North American potash producers got sucker-punched when Russian fertilizer giant OAO Uralkali suddenly said the price of potash could fall in a big way. Uralkali should know. At the same time it made the bold statement, it broke the news that it will back out of Belararus Potash Co. (BPC), its partnership with a Belarus-based fertilizer maker.
The end of the deal could send the price of potash, a vital crop nutrient, to the $300-a-metric-tonne range, from the current price of about $400.
After hearing the news, I called David Salisbury, chairman of Passport Potash Inc(CVE:PPI). The company is developing a potash project in Arizona’s Holbrook Basin.
Salisbury is OK with a big drop in prices. He tells me Passport can make money with prices as low as $300. Most North American producers can’t.

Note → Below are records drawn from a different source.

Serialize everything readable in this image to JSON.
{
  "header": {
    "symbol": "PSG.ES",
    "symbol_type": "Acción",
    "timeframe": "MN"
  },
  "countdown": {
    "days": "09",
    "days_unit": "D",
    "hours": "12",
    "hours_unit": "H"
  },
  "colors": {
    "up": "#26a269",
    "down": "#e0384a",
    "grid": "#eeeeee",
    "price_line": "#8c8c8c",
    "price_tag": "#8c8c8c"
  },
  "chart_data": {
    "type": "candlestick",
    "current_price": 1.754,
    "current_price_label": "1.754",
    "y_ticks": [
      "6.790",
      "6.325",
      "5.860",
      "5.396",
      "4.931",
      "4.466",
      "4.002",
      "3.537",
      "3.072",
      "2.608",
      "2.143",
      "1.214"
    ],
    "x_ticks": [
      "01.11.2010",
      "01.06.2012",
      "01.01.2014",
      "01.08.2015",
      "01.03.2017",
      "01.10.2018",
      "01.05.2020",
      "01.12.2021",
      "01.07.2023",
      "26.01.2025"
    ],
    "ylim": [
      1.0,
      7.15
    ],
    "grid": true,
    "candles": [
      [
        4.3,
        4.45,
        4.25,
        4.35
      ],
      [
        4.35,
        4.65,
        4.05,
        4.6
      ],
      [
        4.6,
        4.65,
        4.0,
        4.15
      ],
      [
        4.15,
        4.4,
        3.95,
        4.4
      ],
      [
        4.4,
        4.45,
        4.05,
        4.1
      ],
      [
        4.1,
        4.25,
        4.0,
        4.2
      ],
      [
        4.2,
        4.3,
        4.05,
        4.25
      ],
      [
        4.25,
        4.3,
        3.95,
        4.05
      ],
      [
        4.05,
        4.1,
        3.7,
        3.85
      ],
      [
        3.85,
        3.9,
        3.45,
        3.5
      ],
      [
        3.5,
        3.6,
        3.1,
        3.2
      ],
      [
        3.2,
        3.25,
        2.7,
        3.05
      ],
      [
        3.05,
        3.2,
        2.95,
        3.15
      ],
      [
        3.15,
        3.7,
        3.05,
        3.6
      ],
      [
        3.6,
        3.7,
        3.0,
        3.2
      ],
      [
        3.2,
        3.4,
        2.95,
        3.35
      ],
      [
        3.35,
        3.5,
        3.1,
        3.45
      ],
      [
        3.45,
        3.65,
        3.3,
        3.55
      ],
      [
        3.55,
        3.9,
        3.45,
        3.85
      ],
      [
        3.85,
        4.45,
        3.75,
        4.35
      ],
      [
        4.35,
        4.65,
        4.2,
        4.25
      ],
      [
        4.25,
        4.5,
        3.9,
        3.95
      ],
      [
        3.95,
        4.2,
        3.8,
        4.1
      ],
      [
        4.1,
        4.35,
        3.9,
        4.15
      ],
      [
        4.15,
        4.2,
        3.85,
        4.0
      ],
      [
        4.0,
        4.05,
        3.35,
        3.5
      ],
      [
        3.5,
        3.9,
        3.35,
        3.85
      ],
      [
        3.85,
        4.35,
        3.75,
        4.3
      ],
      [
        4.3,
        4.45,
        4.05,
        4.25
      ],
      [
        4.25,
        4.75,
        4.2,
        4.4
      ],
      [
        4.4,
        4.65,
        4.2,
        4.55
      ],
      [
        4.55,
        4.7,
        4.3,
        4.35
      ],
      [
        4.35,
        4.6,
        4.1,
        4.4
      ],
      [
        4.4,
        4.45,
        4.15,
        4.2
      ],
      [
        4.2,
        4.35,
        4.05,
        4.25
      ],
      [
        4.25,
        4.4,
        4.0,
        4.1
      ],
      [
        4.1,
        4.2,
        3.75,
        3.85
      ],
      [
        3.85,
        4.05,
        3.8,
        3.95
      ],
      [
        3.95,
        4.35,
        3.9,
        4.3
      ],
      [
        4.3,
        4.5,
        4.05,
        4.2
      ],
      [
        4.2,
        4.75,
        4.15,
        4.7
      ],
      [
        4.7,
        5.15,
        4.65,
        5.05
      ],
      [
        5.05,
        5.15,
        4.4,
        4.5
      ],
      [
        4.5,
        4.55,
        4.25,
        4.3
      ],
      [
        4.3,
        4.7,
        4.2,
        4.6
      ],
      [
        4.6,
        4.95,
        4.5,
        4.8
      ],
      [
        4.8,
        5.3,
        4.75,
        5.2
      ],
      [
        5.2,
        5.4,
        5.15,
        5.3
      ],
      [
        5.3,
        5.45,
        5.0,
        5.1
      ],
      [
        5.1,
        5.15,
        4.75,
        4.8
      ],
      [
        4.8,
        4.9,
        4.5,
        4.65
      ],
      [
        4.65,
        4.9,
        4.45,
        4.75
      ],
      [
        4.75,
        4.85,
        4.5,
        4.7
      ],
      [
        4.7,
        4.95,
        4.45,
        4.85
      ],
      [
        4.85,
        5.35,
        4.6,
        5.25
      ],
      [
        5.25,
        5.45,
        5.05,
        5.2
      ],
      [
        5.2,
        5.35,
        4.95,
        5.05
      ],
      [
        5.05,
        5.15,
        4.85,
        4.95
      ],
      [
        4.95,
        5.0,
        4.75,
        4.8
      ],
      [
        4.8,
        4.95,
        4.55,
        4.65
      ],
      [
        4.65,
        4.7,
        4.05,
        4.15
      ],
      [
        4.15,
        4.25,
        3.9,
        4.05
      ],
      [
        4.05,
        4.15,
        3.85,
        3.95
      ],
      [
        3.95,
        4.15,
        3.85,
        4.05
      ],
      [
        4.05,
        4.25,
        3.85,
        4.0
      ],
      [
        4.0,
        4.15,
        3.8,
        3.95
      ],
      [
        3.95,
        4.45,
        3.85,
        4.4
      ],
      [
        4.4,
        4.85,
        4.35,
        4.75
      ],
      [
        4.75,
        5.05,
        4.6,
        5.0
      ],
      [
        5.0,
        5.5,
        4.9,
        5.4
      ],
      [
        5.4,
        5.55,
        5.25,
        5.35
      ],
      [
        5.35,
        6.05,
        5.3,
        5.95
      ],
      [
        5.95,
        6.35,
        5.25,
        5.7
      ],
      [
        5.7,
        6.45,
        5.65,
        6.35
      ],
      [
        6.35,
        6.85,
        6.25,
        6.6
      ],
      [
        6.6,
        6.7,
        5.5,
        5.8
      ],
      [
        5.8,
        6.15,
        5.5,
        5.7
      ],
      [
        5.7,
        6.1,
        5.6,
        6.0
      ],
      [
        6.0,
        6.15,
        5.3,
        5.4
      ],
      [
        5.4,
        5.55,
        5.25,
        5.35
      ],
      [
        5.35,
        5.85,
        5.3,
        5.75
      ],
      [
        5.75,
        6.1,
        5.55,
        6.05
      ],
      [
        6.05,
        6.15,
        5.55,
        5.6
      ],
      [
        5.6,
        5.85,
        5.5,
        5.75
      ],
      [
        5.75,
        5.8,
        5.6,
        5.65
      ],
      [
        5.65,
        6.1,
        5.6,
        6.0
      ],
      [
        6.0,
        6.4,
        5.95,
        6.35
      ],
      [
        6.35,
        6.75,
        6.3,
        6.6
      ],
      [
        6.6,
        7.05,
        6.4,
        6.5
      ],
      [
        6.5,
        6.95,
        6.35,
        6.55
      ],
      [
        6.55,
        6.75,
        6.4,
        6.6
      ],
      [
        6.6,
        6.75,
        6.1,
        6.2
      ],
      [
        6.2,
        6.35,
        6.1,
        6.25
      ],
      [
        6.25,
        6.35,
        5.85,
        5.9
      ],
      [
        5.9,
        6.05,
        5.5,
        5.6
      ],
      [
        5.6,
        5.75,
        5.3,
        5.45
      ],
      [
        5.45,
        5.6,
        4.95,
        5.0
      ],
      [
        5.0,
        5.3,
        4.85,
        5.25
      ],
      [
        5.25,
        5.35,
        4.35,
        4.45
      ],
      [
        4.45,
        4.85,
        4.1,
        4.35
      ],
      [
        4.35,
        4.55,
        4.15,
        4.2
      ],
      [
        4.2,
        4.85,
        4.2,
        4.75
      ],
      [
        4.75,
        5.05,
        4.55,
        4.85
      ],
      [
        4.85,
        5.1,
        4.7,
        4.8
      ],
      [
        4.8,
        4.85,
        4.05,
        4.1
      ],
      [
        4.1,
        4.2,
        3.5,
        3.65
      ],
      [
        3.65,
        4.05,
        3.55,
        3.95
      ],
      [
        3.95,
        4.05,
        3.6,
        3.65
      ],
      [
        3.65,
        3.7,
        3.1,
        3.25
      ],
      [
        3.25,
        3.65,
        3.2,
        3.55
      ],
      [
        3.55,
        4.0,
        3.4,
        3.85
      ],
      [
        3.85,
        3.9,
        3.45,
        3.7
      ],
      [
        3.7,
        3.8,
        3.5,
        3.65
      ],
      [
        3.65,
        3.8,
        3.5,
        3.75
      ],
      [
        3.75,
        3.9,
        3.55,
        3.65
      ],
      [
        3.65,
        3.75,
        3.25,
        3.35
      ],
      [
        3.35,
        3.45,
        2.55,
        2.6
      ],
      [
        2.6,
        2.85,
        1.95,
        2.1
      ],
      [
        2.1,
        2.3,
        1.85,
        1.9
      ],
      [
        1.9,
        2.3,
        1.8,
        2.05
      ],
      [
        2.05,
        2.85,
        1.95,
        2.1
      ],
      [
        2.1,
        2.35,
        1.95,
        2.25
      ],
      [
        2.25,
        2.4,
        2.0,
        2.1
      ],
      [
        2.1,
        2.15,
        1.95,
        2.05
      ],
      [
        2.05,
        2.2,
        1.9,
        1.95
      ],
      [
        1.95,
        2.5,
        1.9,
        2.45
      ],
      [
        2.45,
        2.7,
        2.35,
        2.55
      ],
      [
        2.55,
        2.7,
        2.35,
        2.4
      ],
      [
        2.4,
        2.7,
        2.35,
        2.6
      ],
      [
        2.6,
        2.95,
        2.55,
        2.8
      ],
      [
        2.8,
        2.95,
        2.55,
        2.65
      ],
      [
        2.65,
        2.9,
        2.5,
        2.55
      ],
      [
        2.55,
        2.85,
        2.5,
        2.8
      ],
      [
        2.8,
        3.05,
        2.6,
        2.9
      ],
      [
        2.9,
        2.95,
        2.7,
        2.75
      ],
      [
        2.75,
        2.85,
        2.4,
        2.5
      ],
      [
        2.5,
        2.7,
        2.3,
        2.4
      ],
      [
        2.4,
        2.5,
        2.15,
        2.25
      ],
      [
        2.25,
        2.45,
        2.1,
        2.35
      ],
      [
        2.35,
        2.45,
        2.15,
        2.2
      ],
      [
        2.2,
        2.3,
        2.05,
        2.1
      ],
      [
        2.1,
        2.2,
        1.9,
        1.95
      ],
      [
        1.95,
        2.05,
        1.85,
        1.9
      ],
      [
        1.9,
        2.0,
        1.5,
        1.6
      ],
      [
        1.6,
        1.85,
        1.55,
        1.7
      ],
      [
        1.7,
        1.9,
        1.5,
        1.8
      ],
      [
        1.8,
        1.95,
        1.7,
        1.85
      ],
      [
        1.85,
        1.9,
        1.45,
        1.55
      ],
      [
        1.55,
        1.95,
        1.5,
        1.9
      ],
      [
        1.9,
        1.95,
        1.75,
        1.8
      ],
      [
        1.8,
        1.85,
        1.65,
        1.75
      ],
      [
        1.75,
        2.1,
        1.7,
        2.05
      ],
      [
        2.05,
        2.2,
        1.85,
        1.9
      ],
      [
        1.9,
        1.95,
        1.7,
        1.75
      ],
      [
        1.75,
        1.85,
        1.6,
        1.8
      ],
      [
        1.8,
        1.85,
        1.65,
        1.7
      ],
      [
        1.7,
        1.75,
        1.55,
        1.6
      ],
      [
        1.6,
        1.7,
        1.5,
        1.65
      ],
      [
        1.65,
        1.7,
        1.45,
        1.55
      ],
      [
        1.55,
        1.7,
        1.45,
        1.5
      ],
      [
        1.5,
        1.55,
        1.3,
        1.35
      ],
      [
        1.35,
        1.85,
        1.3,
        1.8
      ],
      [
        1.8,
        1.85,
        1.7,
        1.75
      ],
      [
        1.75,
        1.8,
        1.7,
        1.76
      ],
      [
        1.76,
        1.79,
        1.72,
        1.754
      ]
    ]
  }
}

The price of potash has been on a wild ride. It reached $840 in 2009 before plunging to $325 in 2010. It has since gained strength and moved close to $400, but this news from Russia is just one more kick in the teeth for producers.
To the head of Passport, all this stirs a big opportunity for investors. More on that in a minute.
Fertilize Your Portfolio
Potash is the broad term for fertilizer forms of potassium.
Some of the world’s largest known deposits are in Canada, Brazil, Belarus and Germany. There are also large deposits in Arizona’s Holbrook Basin, which is where Passport Potash is working.
Potash rocks – ore at the Passport project looks similar.
The company controls more than 120,000 acres of land in the region. It’s one in a small group of potash companies working in this area. All of them got slammed in this year’s small-cap meltdown.
And any of the miners that weren’t already beaten into the dirt just got extra-slammed when the news of a potash price war broke.